Hele hele 15. yüzyılda Nijere Sultan Yunusun gittiğini öğrenince... Niamey ile
orada 450 kilometre mesafede, şu anda İstanbuleva denilen yer arasında, oranın
adını İstenbuleva koymaları meğerse İstanbula olan sevdalarından kaynaklanıyor.
Niamey, orası 450 kilometre. Cumhurbaşkanın benden ilk isteği şu oldu. Bu yolu
yapar mısınız. Biz de dedik ki Yaparız. Girişimcilerimiz yanımızda, onlarla da
konuşuruz. Siz bize sadece devlet garantisi verin. Biz uygun şartlarla bunu
inşallah süratle yaparız. Ve sağ olsun hemen arkadaşlarımız çalışmaya başladılar
ve heyetler gönderiliyor. İnşallah bu adımı atacağız, 450 kilometrelik bu yolu
yapacağız.
Fakat orada bir şey daha gördük. Tabii bunu tıpçı hocalarımız bilir. Fistül
hastalığı diye bir hastalık var. Bu tabii çok yaygın. Erken evlilikten
kaynaklanan bir hastalık. Çünkü 11, 12 yaşında orada kız çocuklarını
evlendiriyorlar ve erken yaşta da tabii bunlar maalesef kapıya konuyor. Poligami
de yaygın olduğu için orada çok çok farklı bir sıkıntı var ve bizim STKlar
oralara gidip, oralardaki zor koşullarda operasyonlar yapıyorlar. Tabii eşim,
kızım, onlar da gidip bunları görünce, durumu da böyle bizlere anlattıklarında,
doktor arkadaşlarımla daha sonra konuyu görüştüğümde onlar da Maalesef buralarda
bu çok yaygın dediler ve bir sorumluluk da oradan bize geldi. Dedik ki Biz o
zaman burada üç, dört bölgede, adeta bir ihtisas hastanesi gibi, yani kadın,
doğum, çocuk hastalıkları üzerinde bir hastane yapalım ve buralara Türk Hava
Yollarımızdan bir anlaşma yapalım.
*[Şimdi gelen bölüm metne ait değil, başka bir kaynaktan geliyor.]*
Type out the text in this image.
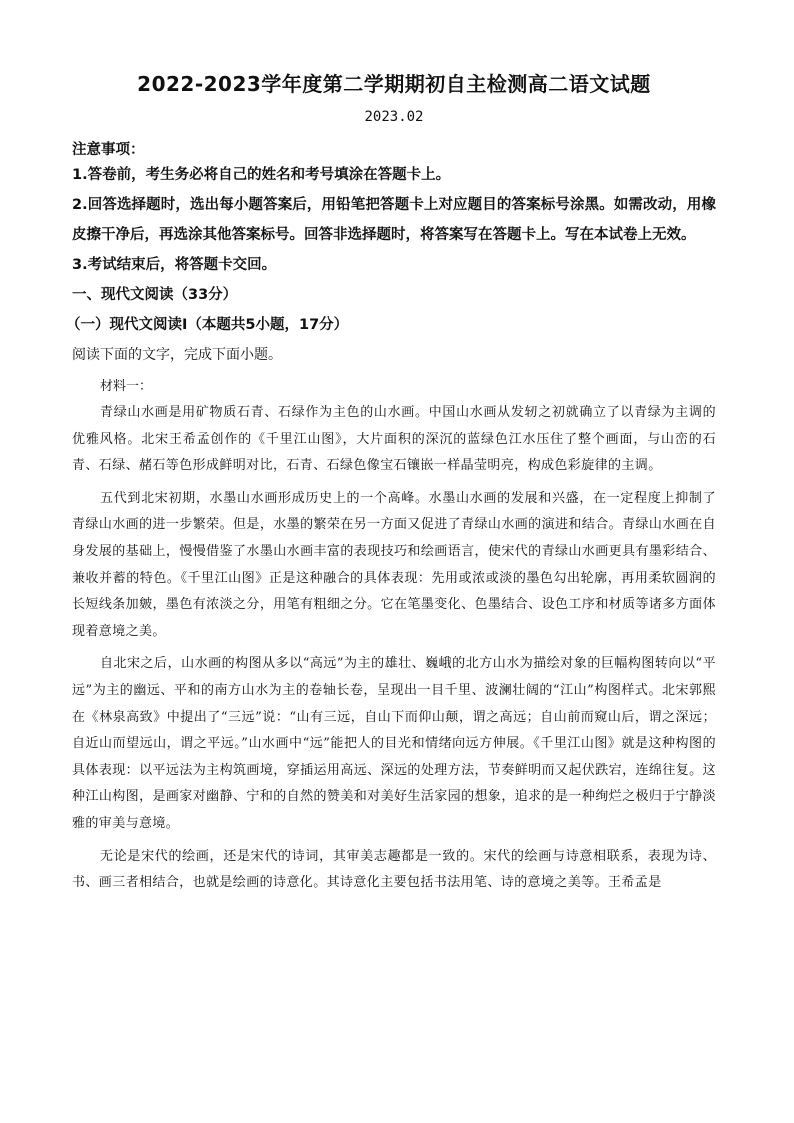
2022-2023学年度第二学期期初自主检测高二语文试题
2023.02
注意事项：

1.答卷前，考生务必将自己的姓名和考号填涂在答题卡上。

2.回答选择题时，选出每小题答案后，用铅笔把答题卡上对应题目的答案标号涂黑。如需改动，用橡皮擦干净后，再选涂其他答案标号。回答非选择题时，将答案写在答题卡上。写在本试卷上无效。

3.考试结束后，将答题卡交回。

一、现代文阅读（33分）
（一）现代文阅读Ⅰ（本题共5小题，17分）
阅读下面的文字，完成下面小题。
材料一：

青绿山水画是用矿物质石青、石绿作为主色的山水画。中国山水画从发轫之初就确立了以青绿为主调的优雅风格。北宋王希孟创作的《千里江山图》，大片面积的深沉的蓝绿色江水压住了整个画面，与山峦的石青、石绿、赭石等色形成鲜明对比，石青、石绿色像宝石镶嵌一样晶莹明亮，构成色彩旋律的主调。

五代到北宋初期，水墨山水画形成历史上的一个高峰。水墨山水画的发展和兴盛，在一定程度上抑制了青绿山水画的进一步繁荣。但是，水墨的繁荣在另一方面又促进了青绿山水画的演进和结合。青绿山水画在自身发展的基础上，慢慢借鉴了水墨山水画丰富的表现技巧和绘画语言，使宋代的青绿山水画更具有墨彩结合、兼收并蓄的特色。《千里江山图》正是这种融合的具体表现：先用或浓或淡的墨色勾出轮廓，再用柔软圆润的长短线条加皴，墨色有浓淡之分，用笔有粗细之分。它在笔墨变化、色墨结合、设色工序和材质等诸多方面体现着意境之美。

自北宋之后，山水画的构图从多以“高远”为主的雄壮、巍峨的北方山水为描绘对象的巨幅构图转向以“平远”为主的幽远、平和的南方山水为主的卷轴长卷，呈现出一目千里、波澜壮阔的“江山”构图样式。北宋郭熙在《林泉高致》中提出了“三远”说：“山有三远，自山下而仰山颠，谓之高远；自山前而窥山后，谓之深远；自近山而望远山，谓之平远。”山水画中“远”能把人的目光和情绪向远方伸展。《千里江山图》就是这种构图的具体表现：以平远法为主构筑画境，穿插运用高远、深远的处理方法，节奏鲜明而又起伏跌宕，连绵往复。这种江山构图，是画家对幽静、宁和的自然的赞美和对美好生活家园的想象，追求的是一种绚烂之极归于宁静淡雅的审美与意境。

无论是宋代的绘画，还是宋代的诗词，其审美志趣都是一致的。宋代的绘画与诗意相联系，表现为诗、书、画三者相结合，也就是绘画的诗意化。其诗意化主要包括书法用笔、诗的意境之美等。王希孟是
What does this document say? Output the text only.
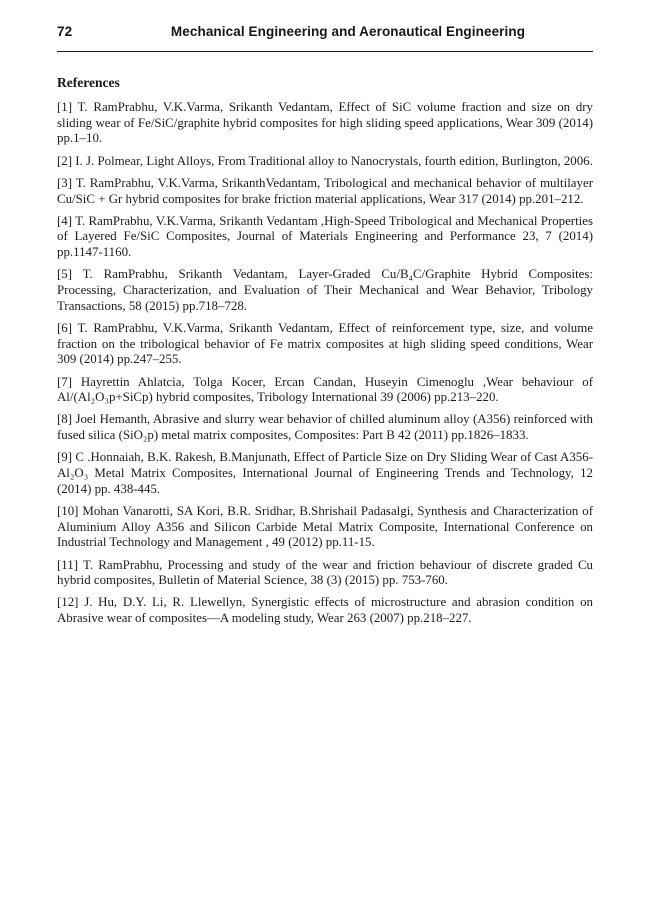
72	Mechanical Engineering and Aeronautical Engineering
References

[1] T. RamPrabhu, V.K.Varma, Srikanth Vedantam, Effect of SiC volume fraction and size on dry sliding wear of Fe/SiC/graphite hybrid composites for high sliding speed applications, Wear 309 (2014) pp.1–10.

[2] I. J. Polmear, Light Alloys, From Traditional alloy to Nanocrystals, fourth edition, Burlington, 2006.

[3] T. RamPrabhu, V.K.Varma, SrikanthVedantam, Tribological and mechanical behavior of multilayer Cu/SiC + Gr hybrid composites for brake friction material applications, Wear 317 (2014) pp.201–212.

[4] T. RamPrabhu, V.K.Varma, Srikanth Vedantam ,High-Speed Tribological and Mechanical Properties of Layered Fe/SiC Composites, Journal of Materials Engineering and Performance 23, 7 (2014) pp.1147-1160.

[5] T. RamPrabhu, Srikanth Vedantam, Layer-Graded Cu/B₄C/Graphite Hybrid Composites: Processing, Characterization, and Evaluation of Their Mechanical and Wear Behavior, Tribology Transactions, 58 (2015) pp.718–728.

[6] T. RamPrabhu, V.K.Varma, Srikanth Vedantam, Effect of reinforcement type, size, and volume fraction on the tribological behavior of Fe matrix composites at high sliding speed conditions, Wear 309 (2014) pp.247–255.

[7] Hayrettin Ahlatcia, Tolga Kocer, Ercan Candan, Huseyin Cimenoglu ,Wear behaviour of Al/(Al₂O₃p+SiCp) hybrid composites, Tribology International 39 (2006) pp.213–220.

[8] Joel Hemanth, Abrasive and slurry wear behavior of chilled aluminum alloy (A356) reinforced with fused silica (SiO₂p) metal matrix composites, Composites: Part B 42 (2011) pp.1826–1833.

[9] C .Honnaiah, B.K. Rakesh, B.Manjunath, Effect of Particle Size on Dry Sliding Wear of Cast A356-Al₂O₃ Metal Matrix Composites, International Journal of Engineering Trends and Technology, 12 (2014) pp. 438-445.

[10] Mohan Vanarotti, SA Kori, B.R. Sridhar, B.Shrishail Padasalgi, Synthesis and Characterization of Aluminium Alloy A356 and Silicon Carbide Metal Matrix Composite, International Conference on Industrial Technology and Management , 49 (2012) pp.11-15.

[11] T. RamPrabhu, Processing and study of the wear and friction behaviour of discrete graded Cu hybrid composites, Bulletin of Material Science, 38 (3) (2015) pp. 753-760.

[12] J. Hu, D.Y. Li, R. Llewellyn, Synergistic effects of microstructure and abrasion condition on Abrasive wear of composites—A modeling study, Wear 263 (2007) pp.218–227.
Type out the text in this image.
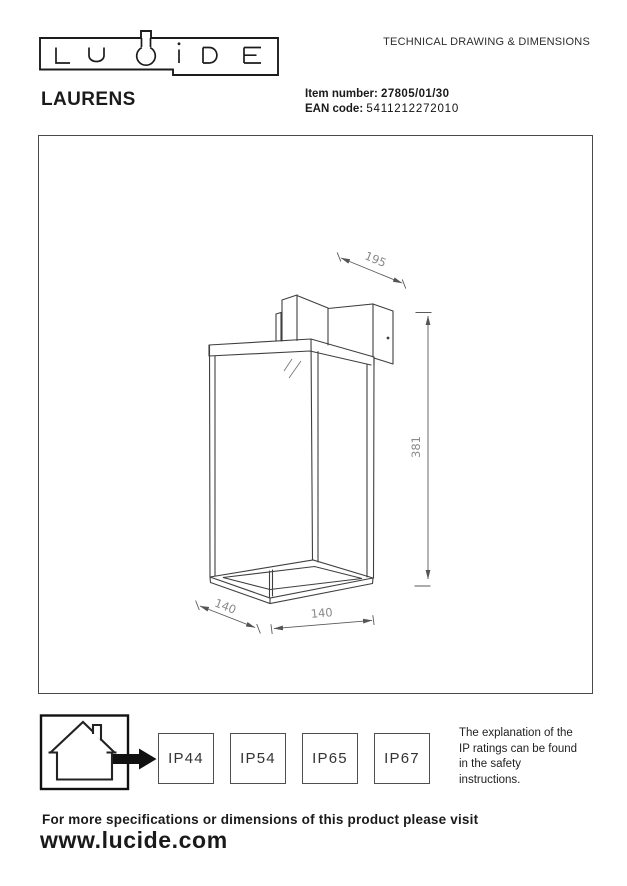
TECHNICAL DRAWING & DIMENSIONS
LAURENS	Item number: 27805/01/30
EAN code: 5411212272010
195
381
140	140
IP44	IP54	IP65	IP67
The explanation of the
IP ratings can be found
in the safety
instructions.
For more specifications or dimensions of this product please visit
www.lucide.com
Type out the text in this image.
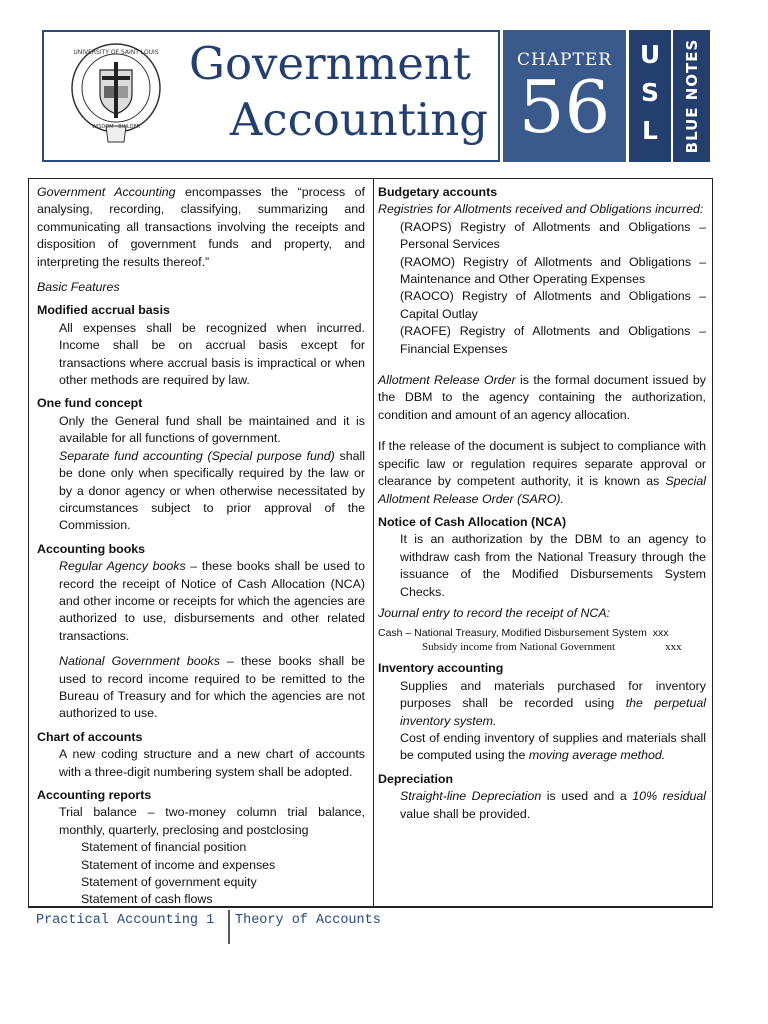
UNIVERSITY OF SAINT LOUIS
WISDOM · BUILDER
Government
Accounting
CHAPTER
56
U
S
L	BLUE NOTES

Government Accounting encompasses the “process of analysing, recording, classifying, summarizing and communicating all transactions involving the receipts and disposition of government funds and property, and interpreting the results thereof.”

Basic Features

Modified accrual basis

All expenses shall be recognized when incurred. Income shall be on accrual basis except for transactions where accrual basis is impractical or when other methods are required by law.

One fund concept

Only the General fund shall be maintained and it is available for all functions of government.

Separate fund accounting (Special purpose fund) shall be done only when specifically required by the law or by a donor agency or when otherwise necessitated by circumstances subject to prior approval of the Commission.

Accounting books

Regular Agency books – these books shall be used to record the receipt of Notice of Cash Allocation (NCA) and other income or receipts for which the agencies are authorized to use, disbursements and other related transactions.

National Government books – these books shall be used to record income required to be remitted to the Bureau of Treasury and for which the agencies are not authorized to use.

Chart of accounts

A new coding structure and a new chart of accounts with a three-digit numbering system shall be adopted.

Accounting reports

Trial balance – two-money column trial balance, monthly, quarterly, preclosing and postclosing

Statement of financial position

Statement of income and expenses

Statement of government equity

Statement of cash flows

Budgetary accounts

Registries for Allotments received and Obligations incurred:

(RAOPS) Registry of Allotments and Obligations – Personal Services

(RAOMO) Registry of Allotments and Obligations – Maintenance and Other Operating Expenses

(RAOCO) Registry of Allotments and Obligations – Capital Outlay

(RAOFE) Registry of Allotments and Obligations – Financial Expenses

Allotment Release Order is the formal document issued by the DBM to the agency containing the authorization, condition and amount of an agency allocation.

If the release of the document is subject to compliance with specific law or regulation requires separate approval or clearance by competent authority, it is known as Special Allotment Release Order (SARO).

Notice of Cash Allocation (NCA)

It is an authorization by the DBM to an agency to withdraw cash from the National Treasury through the issuance of the Modified Disbursements System Checks.

Journal entry to record the receipt of NCA:

Cash – National Treasury, Modified Disbursement System xxx

Subsidy income from National Government	xxx

Inventory accounting

Supplies and materials purchased for inventory purposes shall be recorded using the perpetual inventory system.

Cost of ending inventory of supplies and materials shall be computed using the moving average method.

Depreciation

Straight-line Depreciation is used and a 10% residual value shall be provided.

Practical Accounting 1 Theory of Accounts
Türk Hava Yollarımız bu STK mensubu
doktorlarımızı, hemşirelerimizi hafta sonlarında buraya getirsin, burada
operasyonları yaparken oradaki doktorları da yetiştirsinler ve böylece bu işte
bizim bir katkımız, emeğimiz olsun. Hatta hatta gerekirse bazı hastaları da
İstanbula alıp İstanbulda gerekli müdahaleleri yapmak suretiyle buraya bir
yardımımız olsun dedik. Niye- Sultan Yunus 15. asırda gitmiş. Biz buna insani
cepheden bakacağız. Bu bir tarihtir ve bunun adımını bizim atmamız lazım. Şimdi
onun üzerinde de ayrıca çalışıyoruz. Sağolsun sağda, solda oralarda bakıyoruz
bizim birçok STKlarımız görev yapıyorlar, okullar açmışlar. Su yok, sondaj vurup
DSİ ile beraber çalışan ve orada 230 tane kuyudan su çıkarmak suretiyle farklı
yerlerde o köyleri suya kavuşturan yine STKlarımız var. Türkün eli oraya
uzanıyor.
-Üniversiteleri bilimle daha yoğun buluşturmanın mücadelesi içindeyiz-
Kendilerinin de 10 yıldır verdikleri bu mücadelede, üniversiteleri bilimle,
sanayiyle, uluslararası ilişkilerle daha yoğun şekilde buluşturmanın mücadelesi
içinde olduklarını dile getiren Erdoğan, Üniversitelerin yapay gündemlerden ve
sorunlardan tamamen sıyrılıp asıl işlevlerini yerine getirmeleri için çok yoğun
gayret içerisindeyiz dedi.
Başbakan Erdoğan, 2013 yılında üniversitelerin ödeneklerini geçen yıla göre
yüzde 22 oranında artırdıklarını ve 3,5 milyar liraya yükselttiklerini bildirdi.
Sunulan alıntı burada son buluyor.